Some of the true craftsmanship in the world we take for granted. One of these things is the common tools on Linux, like ps and ls. Even though the commands might be perceived as simple, there is more to it when looking under the hood. This is where ELF or the Executable and Linkable Format comes in. A file format that used a lot, yet truly understood by only a few. Let’s get this understanding with this introduction tutorial!
Some light reading for the weekend.
Light reading indeed. There’s nothing like curling up with a detailed explanation of file headers after a long day.
Joking aside, on a somewhat related note, I’ve seen a number of libraries that have problems with static linking, and are only reliable when dynamically linked. Does anybody have an explanation or know where I might find one? My google-fu is failing me.
Never seen a library that had troubles being statically linked. I’m sure there are some, but I haven’t seen one. The troubles I’ve run into with statically linked is license issues. A lot of people don’t realize that even LGPL still compels source release if it statically linked instead of dynamic.
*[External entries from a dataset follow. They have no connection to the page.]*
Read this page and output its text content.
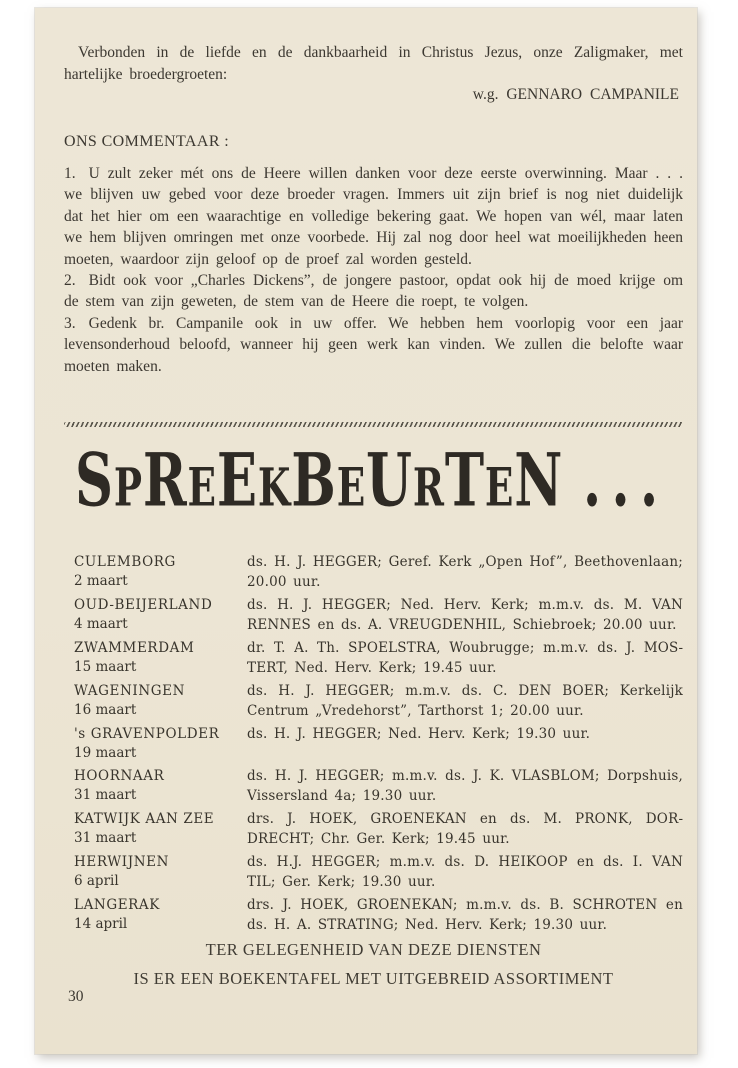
Verbonden in de liefde en de dankbaarheid in Christus Jezus, onze Zaligmaker, met hartelijke broedergroeten:

w.g. GENNARO CAMPANILE

ONS COMMENTAAR :

1. U zult zeker mét ons de Heere willen danken voor deze eerste overwinning. Maar . . . we blijven uw gebed voor deze broeder vragen. Immers uit zijn brief is nog niet duidelijk dat het hier om een waarachtige en volledige bekering gaat. We hopen van wél, maar laten we hem blijven omringen met onze voorbede. Hij zal nog door heel wat moeilijkheden heen moeten, waardoor zijn geloof op de proef zal worden gesteld.

2. Bidt ook voor „Charles Dickens”, de jongere pastoor, opdat ook hij de moed krijge om de stem van zijn geweten, de stem van de Heere die roept, te volgen.

3. Gedenk br. Campanile ook in uw offer. We hebben hem voorlopig voor een jaar levensonderhoud beloofd, wanneer hij geen werk kan vinden. We zullen die belofte waar moeten maken.

SPREEKBEURTEN . . .
CULEMBORG
2 maart
ds. H. J. HEGGER; Geref. Kerk „Open Hof”, Beethovenlaan; 20.00 uur.
OUD-BEIJERLAND
4 maart
ds. H. J. HEGGER; Ned. Herv. Kerk; m.m.v. ds. M. VAN RENNES en ds. A. VREUGDENHIL, Schiebroek; 20.00 uur.
ZWAMMERDAM
15 maart
dr. T. A. Th. SPOELSTRA, Woubrugge; m.m.v. ds. J. MOSTERT, Ned. Herv. Kerk; 19.45 uur.
WAGENINGEN
16 maart
ds. H. J. HEGGER; m.m.v. ds. C. DEN BOER; Kerkelijk Centrum „Vredehorst”, Tarthorst 1; 20.00 uur.
's GRAVENPOLDER
19 maart
ds. H. J. HEGGER; Ned. Herv. Kerk; 19.30 uur.
HOORNAAR
31 maart
ds. H. J. HEGGER; m.m.v. ds. J. K. VLASBLOM; Dorpshuis, Vissersland 4a; 19.30 uur.
KATWIJK AAN ZEE
31 maart
drs. J. HOEK, GROENEKAN en ds. M. PRONK, DORDRECHT; Chr. Ger. Kerk; 19.45 uur.
HERWIJNEN
6 april
ds. H.J. HEGGER; m.m.v. ds. D. HEIKOOP en ds. I. VAN TIL; Ger. Kerk; 19.30 uur.
LANGERAK
14 april
drs. J. HOEK, GROENEKAN; m.m.v. ds. B. SCHROTEN en ds. H. A. STRATING; Ned. Herv. Kerk; 19.30 uur.
TER GELEGENHEID VAN DEZE DIENSTEN
IS ER EEN BOEKENTAFEL MET UITGEBREID ASSORTIMENT
30
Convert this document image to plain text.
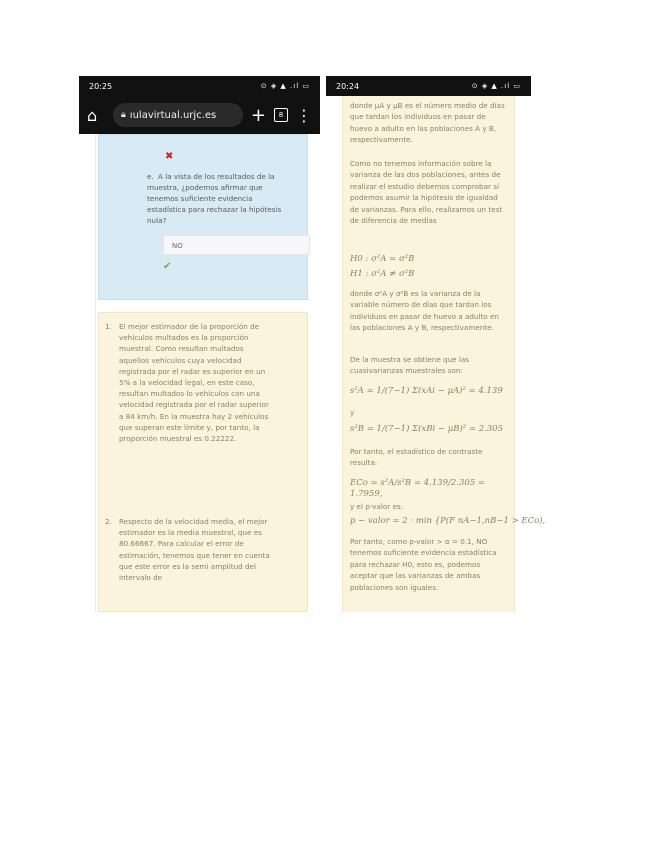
20:25	⊙ ◈ ▲ .ıl ▭
⌂	🔒︎ ıulavirtual.urjc.es +	8 ⋮
✖
e. A la vista de los resultados de la muestra, ¿podemos afirmar que tenemos suficiente evidencia estadística para rechazar la hipótesis nula?
NO
✔
1. El mejor estimador de la proporción de vehículos multados es la proporción muestral. Como resultan multados aquellos vehículos cuya velocidad registrada por el radar es superior en un 5% a la velocidad legal, en este caso, resultan multados lo vehículos con una velocidad registrada por el radar superior a 84 km/h. En la muestra hay 2 vehículos que superan este límite y, por tanto, la proporción muestral es 0.22222.
2. Respecto de la velocidad media, el mejor estimador es la media muestral, que es 80.66667. Para calcular el error de estimación, tenemos que tener en cuenta que este error es la semi amplitud del intervalo de
20:24	⊙ ◈ ▲ .ıl ▭
donde μA y μB es el número medio de días que tardan los individuos en pasar de huevo a adulto en las poblaciones A y B, respectivamente.
Como no tenemos información sobre la varianza de las dos poblaciones, antes de realizar el estudio debemos comprobar si podemos asumir la hipótesis de igualdad de varianzas. Para ello, realizamos un test de diferencia de medias
H0 : σ²A = σ²B
H1 : σ²A ≠ σ²B
donde σ²A y σ²B es la varianza de la variable número de días que tardan los individuos en pasar de huevo a adulto en las poblaciones A y B, respectivamente.
De la muestra se obtiene que las cuasivarianzas muestrales son:
s²A = 1/(7−1) Σ(xAi − μA)² = 4.139
y
s²B = 1/(7−1) Σ(xBi − μB)² = 2.305
Por tanto, el estadístico de contraste resulta:
ECo = s²A/s²B = 4.139/2.305 = 1.7959,
y el p-valor es:
p − valor = 2 · min {P(F nA−1,nB−1 > ECo),
Por tanto, como p-valor > α = 0.1, NO tenemos suficiente evidencia estadística para rechazar H0, esto es, podemos aceptar que las varianzas de ambas poblaciones son iguales.
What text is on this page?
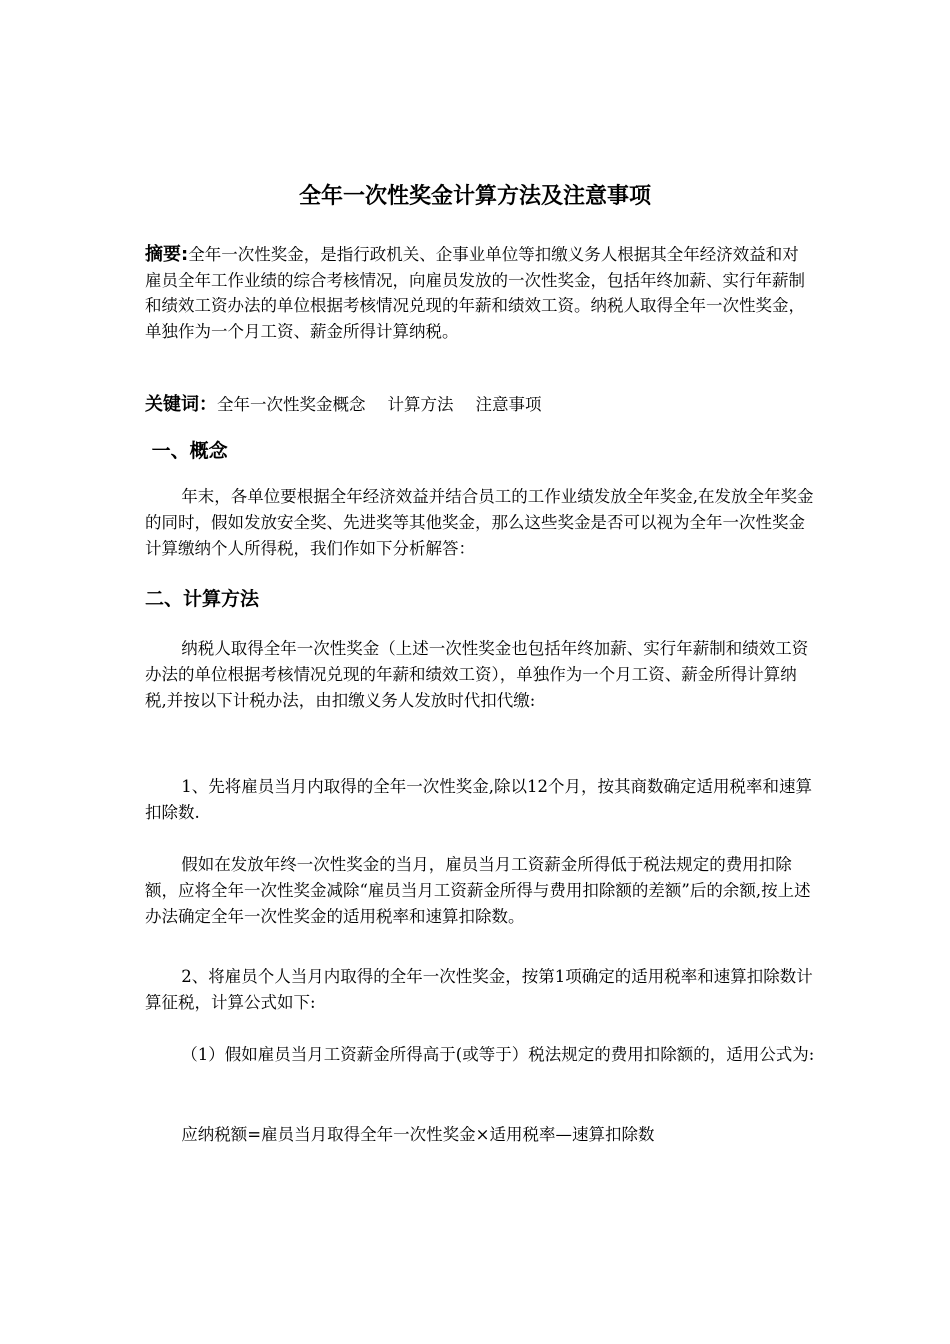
全年一次性奖金计算方法及注意事项

摘要:全年一次性奖金，是指行政机关、企事业单位等扣缴义务人根据其全年经济效益和对雇员全年工作业绩的综合考核情况，向雇员发放的一次性奖金，包括年终加薪、实行年薪制和绩效工资办法的单位根据考核情况兑现的年薪和绩效工资。纳税人取得全年一次性奖金，单独作为一个月工资、薪金所得计算纳税。

关键词：全年一次性奖金概念 计算方法 注意事项

一、概念

年末，各单位要根据全年经济效益并结合员工的工作业绩发放全年奖金,在发放全年奖金的同时，假如发放安全奖、先进奖等其他奖金，那么这些奖金是否可以视为全年一次性奖金计算缴纳个人所得税，我们作如下分析解答：

二、计算方法

纳税人取得全年一次性奖金（上述一次性奖金也包括年终加薪、实行年薪制和绩效工资办法的单位根据考核情况兑现的年薪和绩效工资），单独作为一个月工资、薪金所得计算纳税,并按以下计税办法，由扣缴义务人发放时代扣代缴:

1、先将雇员当月内取得的全年一次性奖金,除以12个月，按其商数确定适用税率和速算扣除数.

假如在发放年终一次性奖金的当月，雇员当月工资薪金所得低于税法规定的费用扣除额，应将全年一次性奖金减除“雇员当月工资薪金所得与费用扣除额的差额”后的余额,按上述办法确定全年一次性奖金的适用税率和速算扣除数。

2、将雇员个人当月内取得的全年一次性奖金，按第1项确定的适用税率和速算扣除数计算征税，计算公式如下:

（1）假如雇员当月工资薪金所得高于(或等于）税法规定的费用扣除额的，适用公式为:

应纳税额=雇员当月取得全年一次性奖金×适用税率—速算扣除数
It has to be LGPL with the static link waiver before it’s okay to use without having to release source.
The instability some libraries face when statically linked could be related to PIC, position independent code. I know special care needs to be taken when you’re doing low level stuff. There are also libraries that dynamically load code using dlopen, or similar mechanism, where it doesn’t matter if you statically linked, it will still load code some code at runtime.
The GNU libc is a good example of the dlopen case, they use it to load nsswitch modules for things like username resolution. The upshot there is that a statically linked 32-bit binary that uses glibc and does things like UID to username mapping won’t run correctly on a 64-bit system that doesn’t have a 32-bit install of glibc and whatever nsswitch modules the system uses.